Pembee Mfg. Corp. v. Cape Fear Constr. Co., 313 N.C. 488, 491, 329 S.E.2d 350, 353 (1985) (citations omitted). When the party moving for summary judgment pleads the statute of limitations, the burden is then placed upon the non-movant to forecast evidence showing that the action was commenced within the permissible period after the cause of action accrued. Id.
    Our examination of the record indicates that in her answer, defendant asserted as an affirmative defense that “[t]he claims raised by Plaintiff in his Complaint are barred by the applicable statute of limitations.” It is undisputed that (1) plaintiff purported to convey all right, title, and interest he claimed to hold in the subject property to a third party on 10 December 1998, and (2) defendant commenced the 1999 action against plaintiff by filing her complaint on 31 January 1999, each of these events occurring over three years before plaintiff filed his complaint on 19 March 2002. Moreover, the record contains no evidence that plaintiff paid any portion of the property taxes, insurancepremiums, or repair costs related to the subject property after the calendar year 1998. Thus, plaintiff has failed to forecast any evidence that he commenced his action for unjust enrichment within three years of making his last expenditure related to the subject property which allegedly benefitted defendant.

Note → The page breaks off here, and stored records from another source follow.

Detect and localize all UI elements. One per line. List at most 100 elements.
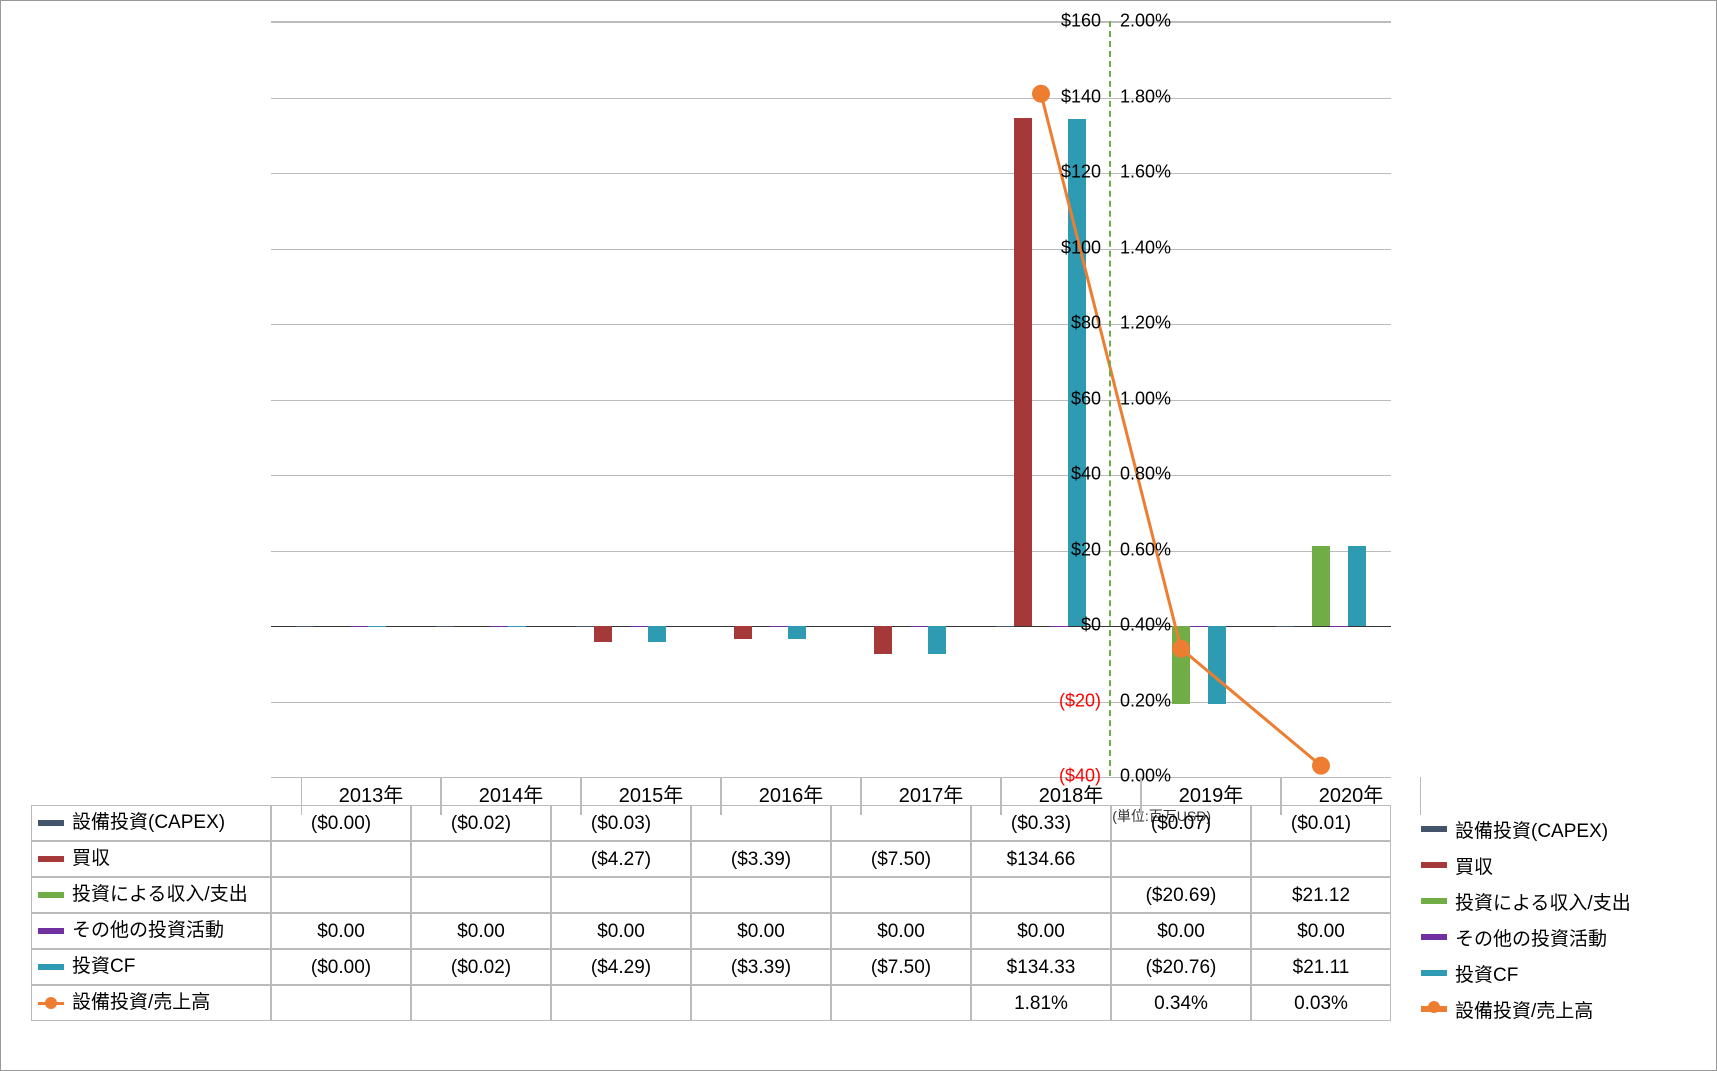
table-row: 買収 ($4.27)($3.39)($7.50)$134.66 — [31, 841, 1401, 877]
data-cell — [551, 985, 691, 1021]
y1-tick-label: $20 — [1071, 539, 1101, 560]
data-cell: ($20.69) — [1111, 877, 1251, 913]
data-cell: ($0.07) — [1111, 805, 1251, 841]
data-cell: $0.00 — [1251, 913, 1391, 949]
data-cell — [271, 877, 411, 913]
legend-swatch — [38, 892, 64, 898]
y2-tick-label: 1.00% — [1120, 388, 1171, 409]
legend-label: 設備投資(CAPEX) — [1455, 816, 1608, 843]
y1-tick-label: $0 — [1081, 615, 1101, 636]
y1-tick-label: $40 — [1071, 464, 1101, 485]
legend-item: 設備投資(CAPEX) — [1421, 811, 1696, 847]
data-cell: $0.00 — [1111, 913, 1251, 949]
data-cell — [271, 985, 411, 1021]
y2-tick-label: 1.20% — [1120, 313, 1171, 334]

The trial court did not err in granting summary judgment in favor of defendant.
    Affirmed.
    Judges MCGEE and MCCULLOUGH concur.
    Report per Rule 30(e).


Footnote: 1
    It appears from the record that defendant's husband died shortly after the purported deed was executed.
Footnote: 2
    The trial court also concluded in its order granting defendant's motion for summary judgment that plaintiff's unjust enrichment claim “should have been initiated as or in a compulsory counterclaim in [the 1999 action],” and that plaintiff's failure to do so, along with the running of the limitations period on his unjust enrichment claim, “are alternative grounds which justify and compel the Court's decision.”